Conquérir des cœurs comme un politicien ?

Année électorale 2024. Dans les bureaux des partis, c'est l'effervescence. Les chefs de cabinet s'efforcent désespérément de garder une vue d'ensemble, les employés flirtent avec le burn-out et les politiciens sourient à s'en briser la mâchoire. Et tout cela pour convaincre une fois de plus les électeurs. Mais comment vendre du vieux vin dans de nouvelles bouteilles ? Et que pouvons-nous, en tant que marketeurs et publicitaires, apprendre de ce travail de Sisyphe ?

Avec ces questions, nous sommes allés voir Peter Van Aelst. Il est professeur à la faculté des sciences politiques de l'Université d'Anvers et sait mieux que quiconque comment les politiciens gagnent votre cœur et votre voix. « Lorsque j'ai soutenu ma thèse de doctorat il y a 20 ans sur le rôle des médias en politique, ce domaine était traité comme le parent pauvre par les politologues », dit Peter. « C'était amusant, disaient-ils. Maintenant, à peine 2 décennies plus tard, une ‘bonne’ communication politique est devenue une composante centrale de la politique. »

Sans message
il ne reste rien”

Pouvez-vous donner un exemple ?

Peter : « Prenez l’employer branding. Demander à quelqu'un de dire qu'il est agréable de travailler quelque part ne donnera rien. Le messager doit vraiment y croire. Cherchez donc à savoir comment votre entreprise fait la différence et restez proche de la vérité. Cela maintient l’histoire lors des interactions humaines. Ne vous méprenez pas : malgré tous les canaux, ces interactions humaines sont toujours très importantes. Un visage accessible… cela touche les gens, ils en parlent et cela renforce votre marque. »

Cela semble plus important en politique que dans les affaires.

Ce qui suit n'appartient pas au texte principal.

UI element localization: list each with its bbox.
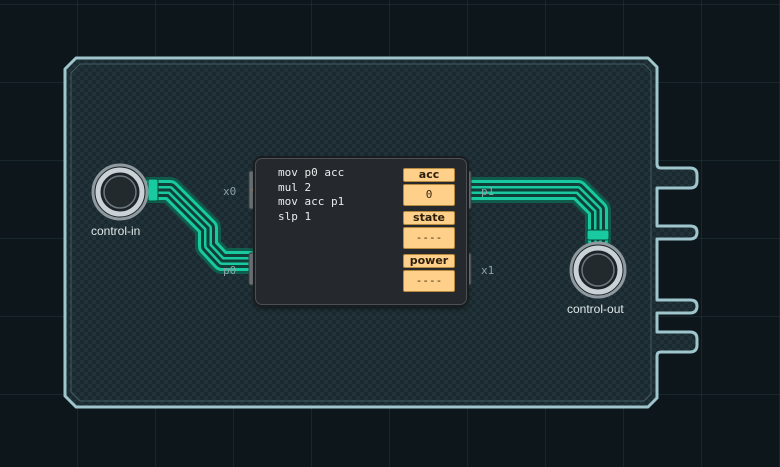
register-state-value: ----	[403, 227, 455, 249]
register-state: state ----	[403, 211, 455, 251]
control-out-connector	[586, 229, 610, 241]
code-line[interactable]: mov acc p1	[278, 195, 344, 210]
pin-p0-label: p0	[223, 264, 237, 277]
pin-p1-label: p1	[481, 185, 495, 198]
register-acc: acc 0	[403, 168, 455, 208]
register-power-value: ----	[403, 270, 455, 292]
workspace-grid: control-in control-out x0 p0 p1 x1 mov p…	[0, 0, 780, 467]
register-acc-name: acc	[403, 168, 455, 182]
control-in-sensor[interactable]	[91, 163, 149, 221]
control-out-label: control-out	[567, 302, 624, 316]
code-line[interactable]: slp 1	[278, 210, 344, 225]
microcontroller[interactable]: mov p0 acc mul 2 mov acc p1 slp 1 acc 0 sta…	[255, 158, 467, 305]
code-line[interactable]: mov p0 acc	[278, 166, 344, 181]
register-acc-value: 0	[403, 184, 455, 206]
control-in-connector	[147, 178, 159, 202]
pin-x1-label: x1	[481, 264, 495, 277]
control-out-sensor[interactable]	[569, 241, 627, 299]
register-power: power ----	[403, 254, 455, 294]
code-line[interactable]: mul 2	[278, 181, 344, 196]
control-in-label: control-in	[91, 224, 141, 238]
register-power-name: power	[403, 254, 455, 268]
pin-x0-label: x0	[223, 185, 237, 198]
register-state-name: state	[403, 211, 455, 225]
code-editor[interactable]: mov p0 acc mul 2 mov acc p1 slp 1	[278, 166, 344, 224]
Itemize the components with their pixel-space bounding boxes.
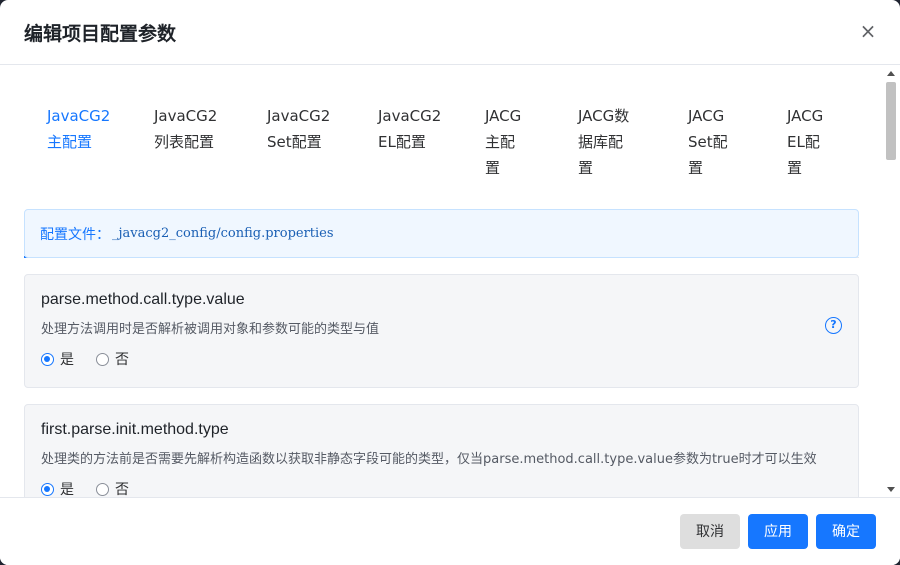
tab-label-line: JACG [688, 107, 725, 125]
radio-label: 否 [115, 352, 129, 368]
tab-label-line: JACG数 [578, 107, 630, 125]
tab-jacg-database[interactable]: JACG数 据库配 置 [578, 103, 629, 181]
tab-label-line: Set配 [688, 133, 728, 151]
tab-label-line: 据库配 [578, 133, 624, 151]
dialog-title: 编辑项目配置参数 [24, 23, 177, 45]
tab-jacg-main[interactable]: JACG 主配 置 [485, 103, 521, 181]
radio-label: 是 [60, 352, 74, 368]
param-card: first.parse.init.method.type 处理类的方法前是否需要… [24, 404, 859, 497]
tab-label-line: 主配 [485, 133, 516, 151]
tab-javacg2-main[interactable]: JavaCG2 主配置 [47, 103, 110, 155]
close-icon[interactable]: × [858, 20, 878, 42]
confirm-button[interactable]: 确定 [816, 514, 876, 549]
param-card: parse.method.call.type.value 处理方法调用时是否解析… [24, 274, 859, 388]
tab-label-line: 列表配置 [154, 133, 215, 151]
edit-project-config-dialog: 编辑项目配置参数 × JavaCG2 主配置 JavaCG2 列表配置 Java… [0, 0, 900, 565]
radio-label: 否 [115, 482, 129, 497]
tab-label-line: EL配置 [378, 133, 426, 151]
tab-label-line: 置 [485, 159, 501, 177]
apply-button[interactable]: 应用 [748, 514, 808, 549]
radio-label: 是 [60, 482, 74, 497]
tab-label-line: JavaCG2 [47, 107, 111, 125]
tab-label-line: JACG [787, 107, 824, 125]
radio-yes[interactable]: 是 [41, 479, 74, 497]
tab-label-line: 置 [688, 159, 704, 177]
tab-label-line: 置 [578, 159, 594, 177]
radio-checked-icon[interactable] [41, 482, 54, 496]
tab-label-line: 主配置 [47, 133, 93, 151]
tab-label-line: Set配置 [267, 133, 322, 151]
radio-no[interactable]: 否 [96, 479, 129, 497]
radio-checked-icon[interactable] [41, 352, 54, 366]
dialog-header: 编辑项目配置参数 × [0, 0, 900, 65]
tab-jacg-set[interactable]: JACG Set配 置 [688, 103, 728, 181]
radio-unchecked-icon[interactable] [96, 482, 109, 496]
param-description: 处理类的方法前是否需要先解析构造函数以获取非静态字段可能的类型，仅当parse.… [41, 452, 817, 467]
dialog-footer: 取消 应用 确定 [0, 497, 900, 565]
scroll-down-icon[interactable] [887, 487, 895, 492]
config-file-path: _javacg2_config/config.properties [112, 226, 334, 241]
tab-javacg2-list[interactable]: JavaCG2 列表配置 [154, 103, 217, 155]
config-file-label: 配置文件： [40, 226, 110, 243]
cancel-button[interactable]: 取消 [680, 514, 740, 549]
tab-label-line: JavaCG2 [154, 107, 218, 125]
tab-label-line: JavaCG2 [378, 107, 442, 125]
help-icon[interactable]: ? [825, 317, 842, 334]
tab-label-line: EL配 [787, 133, 820, 151]
config-file-info: 配置文件： _javacg2_config/config.properties [24, 209, 859, 258]
param-description: 处理方法调用时是否解析被调用对象和参数可能的类型与值 [41, 322, 380, 337]
param-radio-group: 是 否 [41, 349, 151, 369]
tab-javacg2-set[interactable]: JavaCG2 Set配置 [267, 103, 330, 155]
radio-unchecked-icon[interactable] [96, 352, 109, 366]
radio-yes[interactable]: 是 [41, 349, 74, 369]
scroll-thumb[interactable] [886, 82, 896, 160]
tab-javacg2-el[interactable]: JavaCG2 EL配置 [378, 103, 441, 155]
radio-no[interactable]: 否 [96, 349, 129, 369]
tab-label-line: JavaCG2 [267, 107, 331, 125]
param-name: parse.method.call.type.value [41, 291, 245, 308]
tab-label-line: 置 [787, 159, 803, 177]
tab-label-line: JACG [485, 107, 522, 125]
param-radio-group: 是 否 [41, 479, 151, 497]
scroll-up-icon[interactable] [887, 71, 895, 76]
tab-jacg-el[interactable]: JACG EL配 置 [787, 103, 823, 181]
vertical-scrollbar[interactable] [882, 66, 900, 497]
param-name: first.parse.init.method.type [41, 421, 229, 438]
dialog-body: JavaCG2 主配置 JavaCG2 列表配置 JavaCG2 Set配置 J… [0, 66, 900, 497]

Peter : « À part Donald Muylle, c’est vrai. Je suis moins intéressé par le PDG de Chanel que par ses modèles. (rires) Mais sérieusement : avec un message puissant et un contenu humain authentique, vous pouvez aller loin. L’ancien politicien néerlandais Wouter Bos l’avait bien compris. Il montait sur une caisse au milieu du marché et parlait aux gens. On ne peut pas faire plus authentique. Mais alors qu’auparavant, vous ne convainquiez que votre interlocuteur sur le marché, cela continue maintenant sur les réseaux sociaux. C’est cette combinaison unique que vous devez trouver. »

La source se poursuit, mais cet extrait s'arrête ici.